Klaas Rommelaere, a textile artist based in Antwerp, Belgium wanted to make an installation that represented the collective home that we have all spent so much time in. The gallery invited people from across the UK to send in photographs of their favourite possessions, with a sentence explaining why it meant so much to them. These inspired a design that was sent to each participant, with a sewing kit – a total of 63 adults and 22 children participated. For many this was their first time doing needlework, or revisiting skills not performed for some years, but each has brought a unique personality to this group collaboration.

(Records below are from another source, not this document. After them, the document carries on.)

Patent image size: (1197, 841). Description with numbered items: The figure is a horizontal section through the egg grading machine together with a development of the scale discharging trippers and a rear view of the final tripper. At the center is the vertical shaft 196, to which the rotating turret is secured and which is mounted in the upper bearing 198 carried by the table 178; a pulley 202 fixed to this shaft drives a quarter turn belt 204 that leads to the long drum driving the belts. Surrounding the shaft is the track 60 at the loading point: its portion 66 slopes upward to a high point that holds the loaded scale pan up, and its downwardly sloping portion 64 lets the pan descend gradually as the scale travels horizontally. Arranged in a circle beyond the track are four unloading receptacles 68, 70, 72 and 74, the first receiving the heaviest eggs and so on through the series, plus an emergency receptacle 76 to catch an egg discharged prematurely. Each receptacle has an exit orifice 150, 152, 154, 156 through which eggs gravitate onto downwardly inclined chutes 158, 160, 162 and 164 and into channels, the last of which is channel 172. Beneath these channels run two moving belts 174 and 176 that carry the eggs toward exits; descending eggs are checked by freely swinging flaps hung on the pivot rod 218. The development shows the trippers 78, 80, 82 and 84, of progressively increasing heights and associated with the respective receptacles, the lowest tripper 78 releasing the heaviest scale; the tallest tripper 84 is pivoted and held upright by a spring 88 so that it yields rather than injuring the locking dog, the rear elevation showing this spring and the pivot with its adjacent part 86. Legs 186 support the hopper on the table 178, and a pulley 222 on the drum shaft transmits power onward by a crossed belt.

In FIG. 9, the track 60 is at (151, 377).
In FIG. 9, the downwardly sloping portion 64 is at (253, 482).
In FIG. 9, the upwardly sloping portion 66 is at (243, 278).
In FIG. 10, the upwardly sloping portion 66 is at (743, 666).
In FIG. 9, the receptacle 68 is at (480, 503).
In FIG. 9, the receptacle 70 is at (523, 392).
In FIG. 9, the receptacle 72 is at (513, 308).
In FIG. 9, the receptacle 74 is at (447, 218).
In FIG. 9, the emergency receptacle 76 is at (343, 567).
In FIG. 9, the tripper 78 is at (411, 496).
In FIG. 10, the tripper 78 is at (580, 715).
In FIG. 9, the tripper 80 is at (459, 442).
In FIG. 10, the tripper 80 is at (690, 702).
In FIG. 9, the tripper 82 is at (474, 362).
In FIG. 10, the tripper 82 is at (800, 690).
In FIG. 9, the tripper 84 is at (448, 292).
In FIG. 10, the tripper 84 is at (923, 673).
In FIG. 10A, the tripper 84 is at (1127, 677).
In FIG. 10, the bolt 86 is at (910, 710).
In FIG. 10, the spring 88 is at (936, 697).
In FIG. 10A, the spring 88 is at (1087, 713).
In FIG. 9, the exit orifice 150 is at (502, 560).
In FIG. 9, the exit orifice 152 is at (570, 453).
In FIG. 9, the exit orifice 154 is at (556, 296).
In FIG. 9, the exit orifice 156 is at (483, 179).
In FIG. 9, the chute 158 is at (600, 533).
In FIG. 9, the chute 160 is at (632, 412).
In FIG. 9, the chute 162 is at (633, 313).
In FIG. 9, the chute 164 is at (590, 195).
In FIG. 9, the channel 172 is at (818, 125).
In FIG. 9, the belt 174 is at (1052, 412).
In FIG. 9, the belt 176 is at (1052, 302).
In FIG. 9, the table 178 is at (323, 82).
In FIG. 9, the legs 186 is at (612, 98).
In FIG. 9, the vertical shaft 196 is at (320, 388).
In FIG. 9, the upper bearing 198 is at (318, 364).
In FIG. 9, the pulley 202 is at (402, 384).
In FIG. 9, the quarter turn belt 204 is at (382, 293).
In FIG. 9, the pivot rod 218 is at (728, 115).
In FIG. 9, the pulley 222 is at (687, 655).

For curator of the exhibition, Programme Curator Blair Todd, the exhibition highlights the incredible results collaborations between artists can offer, “While connecting international artists with people in Cornwall and the UK to create their work was born out of necessity in a time of lockdown, these collaborations have resulted in many extraordinary and unexpected outcomes for the artists,” Blair explains. “Helping make each project happen has been incredibly rewarding, particularly emailing, messaging, and zooming with the eighty people across the UK who put so much time and creativity into their needlework.”
Other collaborations include Arinda Daphine, a poet and dancer, and civil rights lawyer, in Kampala, Uganda, who has devised a new installation of poetry, song, drawing, painting and dance with Shallal Dance Theatre; Benny Nemer, a Canadian artist based in Paris, will send a personal card each week during the exhibition to Zennor Wild, a local florist, who will respond with a different floral arrangement for the gallery – an intimate conversation developing over the summer; Through The Interdependence, artist Kate Rich is linking Newlyn Art Gallery to a number of international endeavours by artists to establish alternative economies, including New Dawn Traders; and Georgia Gendall will invite her international networks to participate in her ongoing project Forced Collaboration, by devising instructions for the Gallery’s collective of young artists The Collaborators to create new artworks for the exhibition. l
In Your Hands curated by Blair Todd, Programme Curator, is showing at Newlyn Art Gallery until the 16th October. The Gallery is open daily until the 11th September, then Tuesday to Saturday.